Caminho de Luz e Sombra (Texto 16)

     O Amaral deixara a casa de Avintes, que alugara à Senhora Maria Pinheiro; com ela, ficaram os sonhos de menino que o António tivera durante o tempo que lá viveram. Ficara o terreno onde caminhava pelo meio dos carreiros que separavam os produtos agrícolas plantados. Ficaram as árvores de fruta e as videiras que lhe faziam brilhar os olhos quando os frutos coravam ou as uvas estavam prontas para serem colhidas em cachos suculentos. Ficara a casa e o jardim onde ainda criança esperara longos dias acreditando que uma raiz já seca ainda haveria de dar canas da Índia. Visitava todas as manhãs o lugar onde plantara aquela raiz que por lá aparecera sem saber como. Todos os dias a olhava na esperança de ver nascer uma pequena folha que lhe indicasse que o seu sonho ia ser real.

     De tanto desejar e a tratar com carinho, acreditara que um dia ela haveria de se encher de canas. Aliás, diz muitas vezes que se acreditarmos muito na possibilidade de um sonho, que ele se torna realidade. Pois sobre as canas da Índia diz tê-las visto em muitos lugares, mesmo onde os sinais seriam menos evidentes, e se já não escolhera uma cana para pescar era porque o rio Febros agora ficava longe. Ficara lá mais vincada a recordação da mãe, porque vira-a sentada no terreiro muitas vezes a sorrir de alegria enquanto descascava as batatas e migava as couves para a sopa, por toda a riqueza que tinham agora depois de a procurarem e sofrerem tantos anos.

     Não fora fácil a adaptação; a casa era muito pequena, havia muita limpeza mas só havia um quarto de casal. Para dormirem todos, as outras divisões tornavam-se em quartos provisórios, o trabalho obrigava os adultos a horários diferentes, não sendo fácil para o sossego das crianças. Depois, quando um dos maiores adoecia, lá ocupava o quarto do casal, pois era preciso que o médico visse o doente na melhor divisão.

     O António continuava a trabalhar e a estudar à noite, chegando muitas vezes quando já tudo dormia. O amor naquela casa era bendito, o jantar feito pela cunhada ficava embrulhado em jornais e num cobertor; estava sempre quentinho, mas era preciso comer mantendo todo o silêncio. Para estudar para os exercícios diários, e em especial para os testes, só poderia ser na cozinha e com a porta fechada para não incomodar ninguém e muito menos as crianças, que dormiam muito perto.

     Apesar de os resultados na escola serem bons e ainda muito jovem já ter independência económica, foram várias as noites em que as lágrimas iluminaram a sua vida na solidão de órfão de mãe e da vida de sacrifício que levava.

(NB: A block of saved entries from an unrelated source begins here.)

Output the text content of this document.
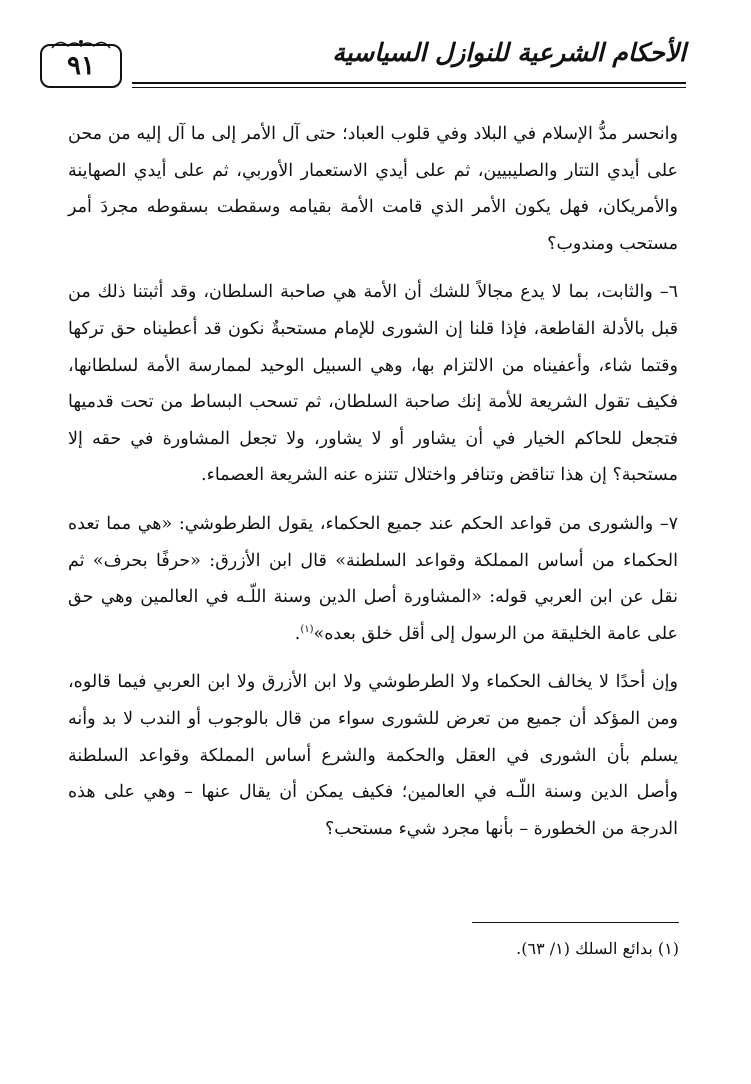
٩١	الأحكام الشرعية للنوازل السياسية

وانحسر مدُّ الإسلام في البلاد وفي قلوب العباد؛ حتى آل الأمر إلى ما آل إليه من محن على أيدي التتار والصليبيين، ثم على أيدي الاستعمار الأوربي، ثم على أيدي الصهاينة والأمريكان، فهل يكون الأمر الذي قامت الأمة بقيامه وسقطت بسقوطه مجردَ أمر مستحب ومندوب؟

٦– والثابت، بما لا يدع مجالاً للشك أن الأمة هي صاحبة السلطان، وقد أثبتنا ذلك من قبل بالأدلة القاطعة، فإذا قلنا إن الشورى للإمام مستحبةٌ نكون قد أعطيناه حق تركها وقتما شاء، وأعفيناه من الالتزام بها، وهي السبيل الوحيد لممارسة الأمة لسلطانها، فكيف تقول الشريعة للأمة إنك صاحبة السلطان، ثم تسحب البساط من تحت قدميها فتجعل للحاكم الخيار في أن يشاور أو لا يشاور، ولا تجعل المشاورة في حقه إلا مستحبة؟ إن هذا تناقض وتنافر واختلال تتنزه عنه الشريعة العصماء.

٧– والشورى من قواعد الحكم عند جميع الحكماء، يقول الطرطوشي: «هي مما تعده الحكماء من أساس المملكة وقواعد السلطنة» قال ابن الأزرق: «حرفًا بحرف» ثم نقل عن ابن العربي قوله: «المشاورة أصل الدين وسنة اللّـه في العالمين وهي حق على عامة الخليقة من الرسول إلى أقل خلق بعده»$^{(١)}$.

وإن أحدًا لا يخالف الحكماء ولا الطرطوشي ولا ابن الأزرق ولا ابن العربي فيما قالوه، ومن المؤكد أن جميع من تعرض للشورى سواء من قال بالوجوب أو الندب لا بد وأنه يسلم بأن الشورى في العقل والحكمة والشرع أساس المملكة وقواعد السلطنة وأصل الدين وسنة اللّـه في العالمين؛ فكيف يمكن أن يقال عنها – وهي على هذه الدرجة من الخطورة – بأنها مجرد شيء مستحب؟

(١) بدائع السلك (١/ ٦٣).
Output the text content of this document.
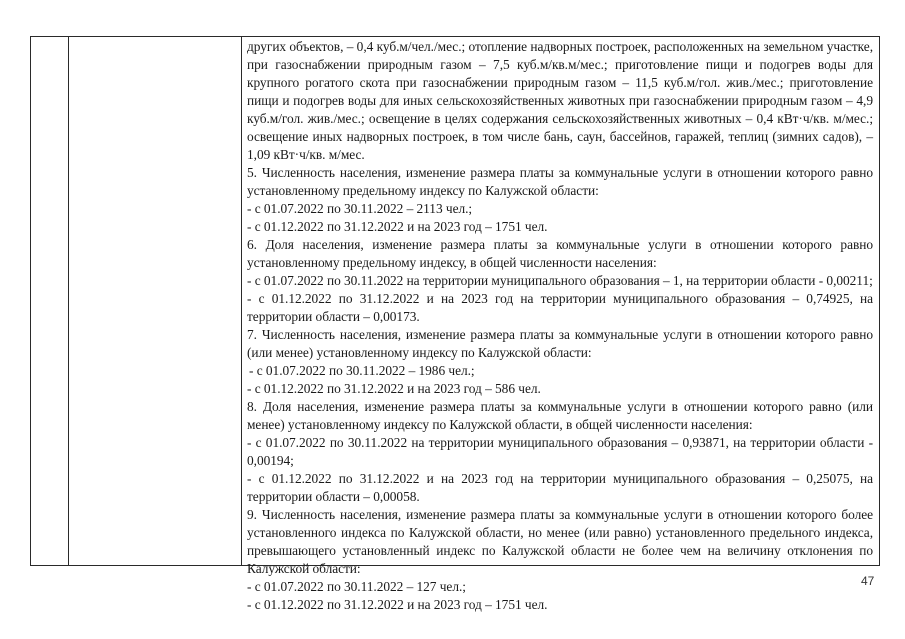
других объектов, – 0,4 куб.м/чел./мес.; отопление надворных построек, расположенных на земельном участке, при газоснабжении природным газом – 7,5 куб.м/кв.м/мес.; приготовление пищи и подогрев воды для крупного рогатого скота при газоснабжении природным газом – 11,5 куб.м/гол. жив./мес.; приготовление пищи и подогрев воды для иных сельскохозяйственных животных при газоснабжении природным газом – 4,9 куб.м/гол. жив./мес.; освещение в целях содержания сельскохозяйственных животных – 0,4 кВт·ч/кв. м/мес.; освещение иных надворных построек, в том числе бань, саун, бассейнов, гаражей, теплиц (зимних садов), – 1,09 кВт·ч/кв. м/мес.

5. Численность населения, изменение размера платы за коммунальные услуги в отношении которого равно установленному предельному индексу по Калужской области:

- с 01.07.2022 по 30.11.2022 – 2113 чел.;

- с 01.12.2022 по 31.12.2022 и на 2023 год – 1751 чел.

6. Доля населения, изменение размера платы за коммунальные услуги в отношении которого равно установленному предельному индексу, в общей численности населения:

- с 01.07.2022 по 30.11.2022 на территории муниципального образования – 1, на территории области - 0,00211;

- с 01.12.2022 по 31.12.2022 и на 2023 год на территории муниципального образования – 0,74925, на территории области – 0,00173.

7. Численность населения, изменение размера платы за коммунальные услуги в отношении которого равно (или менее) установленному индексу по Калужской области:

- с 01.07.2022 по 30.11.2022 – 1986 чел.;

- с 01.12.2022 по 31.12.2022 и на 2023 год – 586 чел.

8. Доля населения, изменение размера платы за коммунальные услуги в отношении которого равно (или менее) установленному индексу по Калужской области, в общей численности населения:

- с 01.07.2022 по 30.11.2022 на территории муниципального образования – 0,93871, на территории области - 0,00194;

- с 01.12.2022 по 31.12.2022 и на 2023 год на территории муниципального образования – 0,25075, на территории области – 0,00058.

9. Численность населения, изменение размера платы за коммунальные услуги в отношении которого более установленного индекса по Калужской области, но менее (или равно) установленного предельного индекса, превышающего установленный индекс по Калужской области не более чем на величину отклонения по Калужской области:

- с 01.07.2022 по 30.11.2022 – 127 чел.;

- с 01.12.2022 по 31.12.2022 и на 2023 год – 1751 чел.

47
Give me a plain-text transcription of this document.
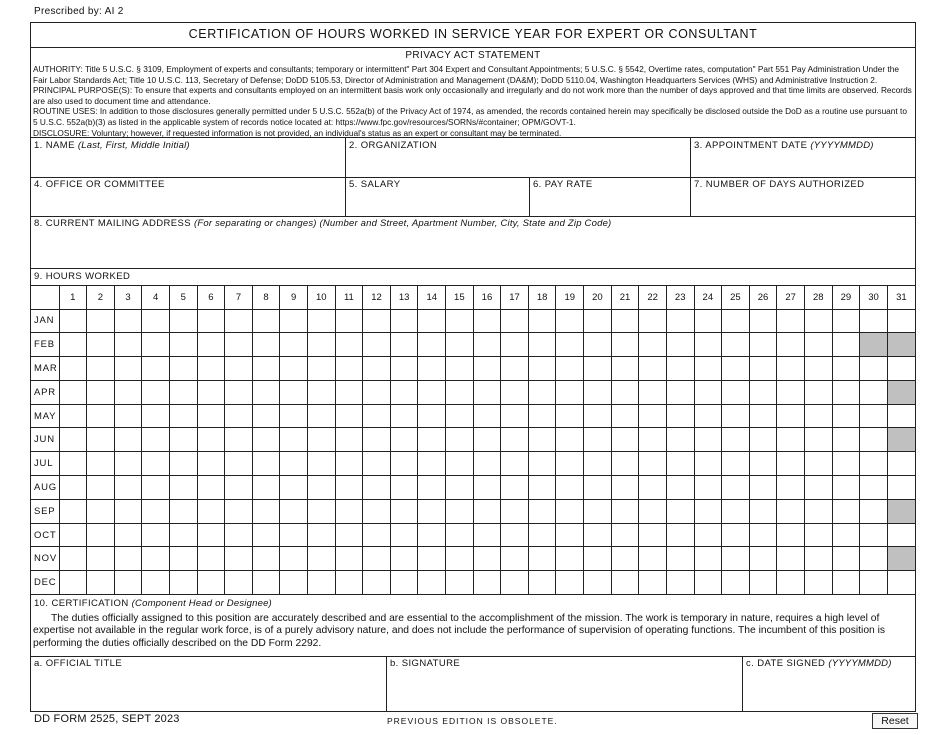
Prescribed by: AI 2
CERTIFICATION OF HOURS WORKED IN SERVICE YEAR FOR EXPERT OR CONSULTANT
PRIVACY ACT STATEMENT

AUTHORITY: Title 5 U.S.C. § 3109, Employment of experts and consultants; temporary or intermittent" Part 304 Expert and Consultant Appointments; 5 U.S.C. § 5542, Overtime rates, computation" Part 551 Pay Administration Under the Fair Labor Standards Act; Title 10 U.S.C. 113, Secretary of Defense; DoDD 5105.53, Director of Administration and Management (DA&M); DoDD 5110.04, Washington Headquarters Services (WHS) and Administrative Instruction 2.

PRINCIPAL PURPOSE(S): To ensure that experts and consultants employed on an intermittent basis work only occasionally and irregularly and do not work more than the number of days approved and that time limits are observed. Records are also used to document time and attendance.

ROUTINE USES: In addition to those disclosures generally permitted under 5 U.S.C. 552a(b) of the Privacy Act of 1974, as amended, the records contained herein may specifically be disclosed outside the DoD as a routine use pursuant to 5 U.S.C. 552a(b)(3) as listed in the applicable system of records notice located at: https://www.fpc.gov/resources/SORNs/#container; OPM/GOVT-1.

DISCLOSURE: Voluntary; however, if requested information is not provided, an individual's status as an expert or consultant may be terminated.

1. NAME (Last, First, Middle Initial)	2. ORGANIZATION	3. APPOINTMENT DATE (YYYYMMDD)
4. OFFICE OR COMMITTEE	5. SALARY	6. PAY RATE	7. NUMBER OF DAYS AUTHORIZED
8. CURRENT MAILING ADDRESS (For separating or changes) (Number and Street, Apartment Number, City, State and Zip Code)
9. HOURS WORKED
	1	2	3	4	5	6	7	8	9	10	11	12	13	14	15	16	17	18	19	20	21	22	23	24	25	26	27	28	29	30	31
JAN																															
FEB																															
MAR																															
APR																															
MAY																															
JUN																															
JUL																															
AUG																															
SEP																															
OCT																															
NOV																															
DEC																															
10. CERTIFICATION (Component Head or Designee)

The duties officially assigned to this position are accurately described and are essential to the accomplishment of the mission. The work is temporary in nature, requires a high level of expertise not available in the regular work force, is of a purely advisory nature, and does not include the performance of supervision of operating functions. The incumbent of this position is performing the duties officially described on the DD Form 2292.

a. OFFICIAL TITLE	b. SIGNATURE	c. DATE SIGNED (YYYYMMDD)
DD FORM 2525, SEPT 2023	PREVIOUS EDITION IS OBSOLETE.	Reset
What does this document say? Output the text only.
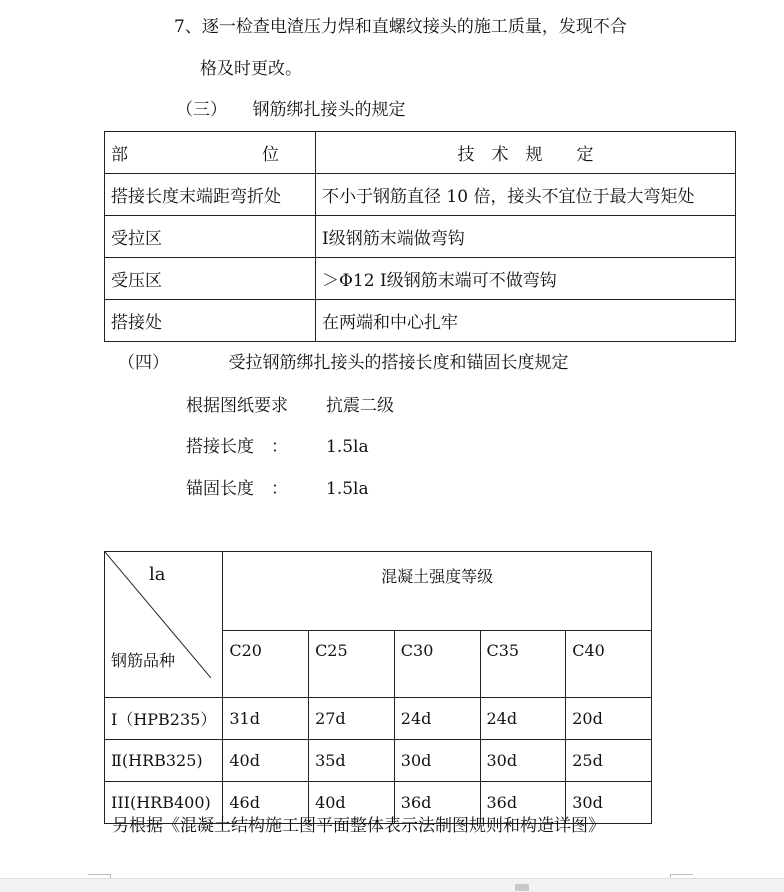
7、逐一检查电渣压力焊和直螺纹接头的施工质量，发现不合
格及时更改。
（三）　　钢筋绑扎接头的规定
部 位	技　术　规　　定
搭接长度末端距弯折处	不小于钢筋直径 10 倍，接头不宜位于最大弯矩处
受拉区	Ⅰ级钢筋末端做弯钩
受压区	＞Φ12 Ⅰ级钢筋末端可不做弯钩
搭接处	在两端和中心扎牢
（四）　　　　受拉钢筋绑扎接头的搭接长度和锚固长度规定
根据图纸要求 抗震二级
搭接长度　： 1.5la
锚固长度　： 1.5la
la
钢筋品种	混凝土强度等级				
	C20	C25	C30	C35	C40
Ⅰ（HPB235）	31d	27d	24d	24d	20d
Ⅱ(HRB325)	40d	35d	30d	30d	25d
III(HRB400)	46d	40d	36d	36d	30d
另根据《混凝土结构施工图平面整体表示法制图规则和构造详图》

      Lembrava-se nos grandes tormentos do que lhe prometera quando esta o chamara ao leito alguns dias antes de já não poder falar. Reconhece que essa promessa fora nos momentos mais irados a sua tábua de salvação, pois se não tivesse prometido que seria bom, trabalhador e obediente, talvez não tivesse a glorificação da honradez nem o reconhecimento social para ser respeitado.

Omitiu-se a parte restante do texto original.